Stack: Claude Code, Opus 4.8 at extra-high reasoning effort while building the workflows, so model tier is not the variable.
Symptom: on the machine where I built it, the agent nails conventions and picks the right procedure unprompted. Same repo on another PC (or after splitting the monorepo into per-tier repos) and it gets visibly dumber. Same model, same files, same prompts. I ran several passes of flow debugging, routing tuning, and file cleanup, with no change.
So I went hunting for what differs between machines but isn't in the repo. I found two things, both unversioned and both silent. First, the agent's per-project memory store, which is keyed by project path and lives outside git; on the dev box it had been quietly complementing the KB for weeks, and on a new path the bucket is empty, so a whole layer is gone with no error thrown. Second, local harness config (session hooks and settings) that primed routing at startup, which also doesn't travel.

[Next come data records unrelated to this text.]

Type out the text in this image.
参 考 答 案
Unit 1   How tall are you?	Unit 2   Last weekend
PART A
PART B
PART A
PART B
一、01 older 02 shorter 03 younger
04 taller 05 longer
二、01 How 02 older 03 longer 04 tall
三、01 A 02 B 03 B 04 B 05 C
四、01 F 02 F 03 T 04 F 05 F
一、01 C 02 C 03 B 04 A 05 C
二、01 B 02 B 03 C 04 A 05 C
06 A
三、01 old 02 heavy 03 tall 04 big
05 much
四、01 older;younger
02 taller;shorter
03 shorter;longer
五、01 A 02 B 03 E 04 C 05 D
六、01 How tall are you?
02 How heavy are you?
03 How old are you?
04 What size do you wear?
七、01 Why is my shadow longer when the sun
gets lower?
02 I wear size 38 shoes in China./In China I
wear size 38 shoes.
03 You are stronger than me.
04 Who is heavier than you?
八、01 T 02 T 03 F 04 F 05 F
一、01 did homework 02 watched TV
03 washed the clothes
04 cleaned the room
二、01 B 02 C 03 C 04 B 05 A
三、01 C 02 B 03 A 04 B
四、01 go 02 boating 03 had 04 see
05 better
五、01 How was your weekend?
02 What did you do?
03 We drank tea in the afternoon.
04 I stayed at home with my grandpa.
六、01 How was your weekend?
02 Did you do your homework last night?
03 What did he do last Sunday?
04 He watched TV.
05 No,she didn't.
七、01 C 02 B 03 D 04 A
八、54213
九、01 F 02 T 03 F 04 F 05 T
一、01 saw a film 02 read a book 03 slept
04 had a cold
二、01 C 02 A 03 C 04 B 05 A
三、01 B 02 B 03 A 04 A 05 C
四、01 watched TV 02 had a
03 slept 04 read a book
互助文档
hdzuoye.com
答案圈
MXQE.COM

The part I almost missed: re-homing those facts into canonical docs is necessary but not sufficient. A rule already written in its canonical home still got skipped, because written is not the same as loaded at task time. Where I landed: performance = model x context actually loaded at runtime. Migration never touches the model, it fragments the loaded context.
Fix direction: split durability (one canonical home per fact) from availability (always-on Layer 0 for cross-cutting rules, verb-routed pointers for the rest), then verify in a clean, memory-less session that the rule surfaces by its trigger rather than because I already knew it.
Questions:
1. Is leaning on out-of-repo agent memory the classic first mistake, or am I misreading something structural in ICM?
2. Is there an ICM-native pattern for making a fact load-bearing (guaranteed in context at task time) vs just present in the tree?
3. Any heuristic for the always-on vs routed split before Layer 0 bloats?
4. Other unversioned dependencies that silently don't travel, beyond memory and local hooks?